While numerous association studies (eQTL and GWAS) have revealed polymorphisms associated with gene expression and diseases, clinical progress is hampered by our lack of understanding of functional consequences of polymorphisms (SNP), especially, the non-coding SNPs. We are developing integrative strategies to identify SNPs causaly linked to gene expression and phenotypic changes. A long-term goal in this context is to be able to predict the disease risks for specific haplotypes and personalize treatments for genetic diseases.

Networks of transcriptional enhancers

Recent ENCODE data has revealed numerous distal enhancers in dozens of cell lines. Analysis of these enhancers across cell lines reveals a spatially clustered enhancer groups with correlated activity, in tunr regulating correlated gene expressions of functionally linked genes. We are further characterizing these enhancer clusters and investigating their relationships with conditional activation of cis elements.
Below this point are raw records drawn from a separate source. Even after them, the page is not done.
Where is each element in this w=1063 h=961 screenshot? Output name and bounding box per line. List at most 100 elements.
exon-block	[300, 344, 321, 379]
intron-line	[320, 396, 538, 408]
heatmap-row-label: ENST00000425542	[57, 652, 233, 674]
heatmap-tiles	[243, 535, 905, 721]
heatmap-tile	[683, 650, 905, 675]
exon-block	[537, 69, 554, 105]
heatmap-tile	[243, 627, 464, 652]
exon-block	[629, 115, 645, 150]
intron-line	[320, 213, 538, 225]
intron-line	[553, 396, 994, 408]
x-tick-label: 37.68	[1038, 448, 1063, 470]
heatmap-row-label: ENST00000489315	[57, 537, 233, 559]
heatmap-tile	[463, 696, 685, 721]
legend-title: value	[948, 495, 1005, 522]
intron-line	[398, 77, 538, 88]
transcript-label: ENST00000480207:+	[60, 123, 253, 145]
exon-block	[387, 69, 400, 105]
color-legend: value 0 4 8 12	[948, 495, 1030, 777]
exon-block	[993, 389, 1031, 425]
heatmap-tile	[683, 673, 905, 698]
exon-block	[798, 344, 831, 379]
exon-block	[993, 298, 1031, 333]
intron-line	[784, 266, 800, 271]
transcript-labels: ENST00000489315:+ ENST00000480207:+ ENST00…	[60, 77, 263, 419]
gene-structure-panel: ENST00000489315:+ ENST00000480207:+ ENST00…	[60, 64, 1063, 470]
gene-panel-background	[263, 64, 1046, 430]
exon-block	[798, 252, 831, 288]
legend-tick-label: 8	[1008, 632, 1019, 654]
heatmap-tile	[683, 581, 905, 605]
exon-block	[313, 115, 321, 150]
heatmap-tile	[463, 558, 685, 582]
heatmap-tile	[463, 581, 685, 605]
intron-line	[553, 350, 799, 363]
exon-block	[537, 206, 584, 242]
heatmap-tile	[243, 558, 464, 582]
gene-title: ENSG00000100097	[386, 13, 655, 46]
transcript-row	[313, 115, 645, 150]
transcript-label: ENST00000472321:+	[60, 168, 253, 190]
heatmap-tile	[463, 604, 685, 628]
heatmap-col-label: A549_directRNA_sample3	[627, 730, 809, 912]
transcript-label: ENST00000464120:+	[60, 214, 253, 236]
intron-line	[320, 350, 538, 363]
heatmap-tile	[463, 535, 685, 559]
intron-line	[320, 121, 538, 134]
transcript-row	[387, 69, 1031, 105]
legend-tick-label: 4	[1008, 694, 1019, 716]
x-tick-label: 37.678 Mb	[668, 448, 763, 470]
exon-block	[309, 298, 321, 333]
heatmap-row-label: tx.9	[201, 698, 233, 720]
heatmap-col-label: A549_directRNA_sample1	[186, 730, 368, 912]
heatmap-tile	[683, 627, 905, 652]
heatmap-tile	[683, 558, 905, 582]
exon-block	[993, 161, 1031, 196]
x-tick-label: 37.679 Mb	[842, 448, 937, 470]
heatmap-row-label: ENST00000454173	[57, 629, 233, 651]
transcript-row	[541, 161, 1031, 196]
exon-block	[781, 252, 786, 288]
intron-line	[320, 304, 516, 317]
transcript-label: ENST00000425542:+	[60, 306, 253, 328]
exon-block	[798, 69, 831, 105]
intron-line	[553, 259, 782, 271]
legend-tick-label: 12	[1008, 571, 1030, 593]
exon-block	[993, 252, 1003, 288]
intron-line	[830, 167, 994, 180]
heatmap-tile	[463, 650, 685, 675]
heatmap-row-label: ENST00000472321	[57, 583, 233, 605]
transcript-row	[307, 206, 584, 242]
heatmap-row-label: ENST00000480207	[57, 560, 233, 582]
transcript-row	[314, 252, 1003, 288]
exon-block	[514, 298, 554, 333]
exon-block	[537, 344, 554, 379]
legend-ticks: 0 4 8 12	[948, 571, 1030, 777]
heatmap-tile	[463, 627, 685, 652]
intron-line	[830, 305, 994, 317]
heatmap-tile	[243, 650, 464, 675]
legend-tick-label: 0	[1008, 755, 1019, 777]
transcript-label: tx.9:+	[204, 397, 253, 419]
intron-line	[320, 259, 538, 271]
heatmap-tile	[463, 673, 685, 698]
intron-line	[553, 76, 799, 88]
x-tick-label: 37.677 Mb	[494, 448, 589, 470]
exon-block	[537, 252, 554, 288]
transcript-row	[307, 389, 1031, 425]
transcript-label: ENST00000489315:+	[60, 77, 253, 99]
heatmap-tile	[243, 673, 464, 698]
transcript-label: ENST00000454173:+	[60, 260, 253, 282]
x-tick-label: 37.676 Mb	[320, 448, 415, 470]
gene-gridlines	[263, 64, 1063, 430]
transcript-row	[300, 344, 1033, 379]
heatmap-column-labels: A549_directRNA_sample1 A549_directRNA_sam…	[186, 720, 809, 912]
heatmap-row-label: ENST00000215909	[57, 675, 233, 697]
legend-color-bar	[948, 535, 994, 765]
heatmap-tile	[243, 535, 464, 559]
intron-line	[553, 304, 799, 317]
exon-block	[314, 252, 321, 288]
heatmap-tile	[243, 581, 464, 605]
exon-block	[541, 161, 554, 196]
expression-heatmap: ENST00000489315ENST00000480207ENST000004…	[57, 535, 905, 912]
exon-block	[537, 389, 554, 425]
Evolution of transcriptional regulation

Evolution of organismal complexity is mediated in significant part by the changes in transcriptional regulation. In this context, we are interested in (1) the role of gene duplication and divergence, as it provides a crucial fodder for evolutionary innovation. (2) the role of transcriptional network rewiring during evolution (3) intraspecific variability in regulatory signals and how it reveals selection and how it relates to phenotypic variability.

Characterizing transcription factor DNA interactions

Transcription factors (TF) bind to short and often degenerate DNA motifs and as such, lack sufficient information to accurately recognize the binding sites. A fundamental question is - what provides the requisite specificity of TF-DNA interactions? Is knowing the chromatin acessibility and in vitro binding specificty of a TF sufficient to predict its in vivo binding? What is relationship between TF binding and various epigenomic marks? Are there functional distinct subclasses of binding sites for a particular TF?

Genetic Interactions and gene dysregulation in Cancer

Exploiting massive amounts of molecular and clinical in tens of thousands of cancers across dozens of cancer type, we are developing approaches, jointly with Ruppin lab, to mine the data to learn about hidden genetic interactions and dysregulation of genetic networks, at the level of transcription as well as signaling, relevant to cancer.

Regulation and consequences of alternative splicing and polyadenylation

In the context to specific human diseases and aging, we are investigating the role of epigenomics in determining splicing and polyadenylation and the role of polymorphisms in related cis elements in specific diseases.